Synthetically generated datasets, which preserve the relationships among attributes of the original datasets, provide a convenient way to publish datasets with a lowered risk of breach of privacy. We conduct experiments on traditional techniques of partially and fully synthetic dataset generation using various discriminative models. We complement our experiments by adapting and extending a generative model, namely Latent Dirichlet Allocation, to handle spatiotemporal data. We use the trained model for generating travelling records of commuters.
Recent attacks on machine learning models such as membership inference attack and model inversion attack instantiate the leakage information through the trained machine learning models. We use differential privacy to provide quantifiable privacy guarantees for the publication of parametric as well as non-parametric machine learning models.
We observe two difficulties while using differential privacy in a real-world setting.

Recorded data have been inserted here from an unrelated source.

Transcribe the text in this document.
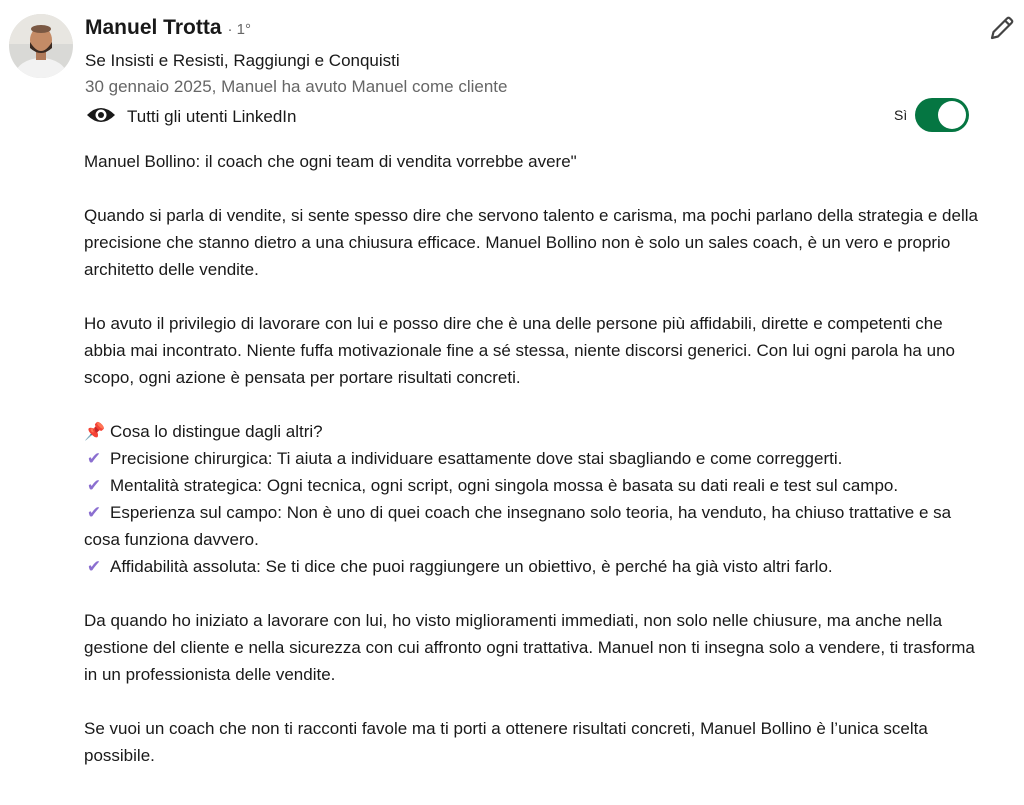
Manuel Trotta · 1°
Se Insisti e Resisti, Raggiungi e Conquisti
30 gennaio 2025, Manuel ha avuto Manuel come cliente
Tutti gli utenti LinkedIn	Sì

Manuel Bollino: il coach che ogni team di vendita vorrebbe avere"

Quando si parla di vendite, si sente spesso dire che servono talento e carisma, ma pochi parlano della strategia e della precisione che stanno dietro a una chiusura efficace. Manuel Bollino non è solo un sales coach, è un vero e proprio architetto delle vendite.

Ho avuto il privilegio di lavorare con lui e posso dire che è una delle persone più affidabili, dirette e competenti che abbia mai incontrato. Niente fuffa motivazionale fine a sé stessa, niente discorsi generici. Con lui ogni parola ha uno scopo, ogni azione è pensata per portare risultati concreti.

📌 Cosa lo distingue dagli altri?

✔ Precisione chirurgica: Ti aiuta a individuare esattamente dove stai sbagliando e come correggerti.

✔ Mentalità strategica: Ogni tecnica, ogni script, ogni singola mossa è basata su dati reali e test sul campo.

✔ Esperienza sul campo: Non è uno di quei coach che insegnano solo teoria, ha venduto, ha chiuso trattative e sa cosa funziona davvero.

✔ Affidabilità assoluta: Se ti dice che puoi raggiungere un obiettivo, è perché ha già visto altri farlo.

Da quando ho iniziato a lavorare con lui, ho visto miglioramenti immediati, non solo nelle chiusure, ma anche nella gestione del cliente e nella sicurezza con cui affronto ogni trattativa. Manuel non ti insegna solo a vendere, ti trasforma in un professionista delle vendite.

Se vuoi un coach che non ti racconti favole ma ti porti a ottenere risultati concreti, Manuel Bollino è l’unica scelta possibile.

Firstly, the privacy level of differential privacy is an upper bound on the worst-case privacy loss. A loose upper bound leads to a higher loss in the utility. We propose privacy at risk that provides probabilistic bounds on the privacy level by accounting for various sources of randomness. Thus, privacy at risk quantifies the confidence for a privacy level at a specified value of utility. Secondly, the privacy level of differential privacy is too abstract to be actionable in a business setting. We propose a cost model that bridges the gap between privacy level and compensation budget estimated by a GDPR compliant business entity. The proposed cost model also helps in balancing the privacy-utility tradeoff.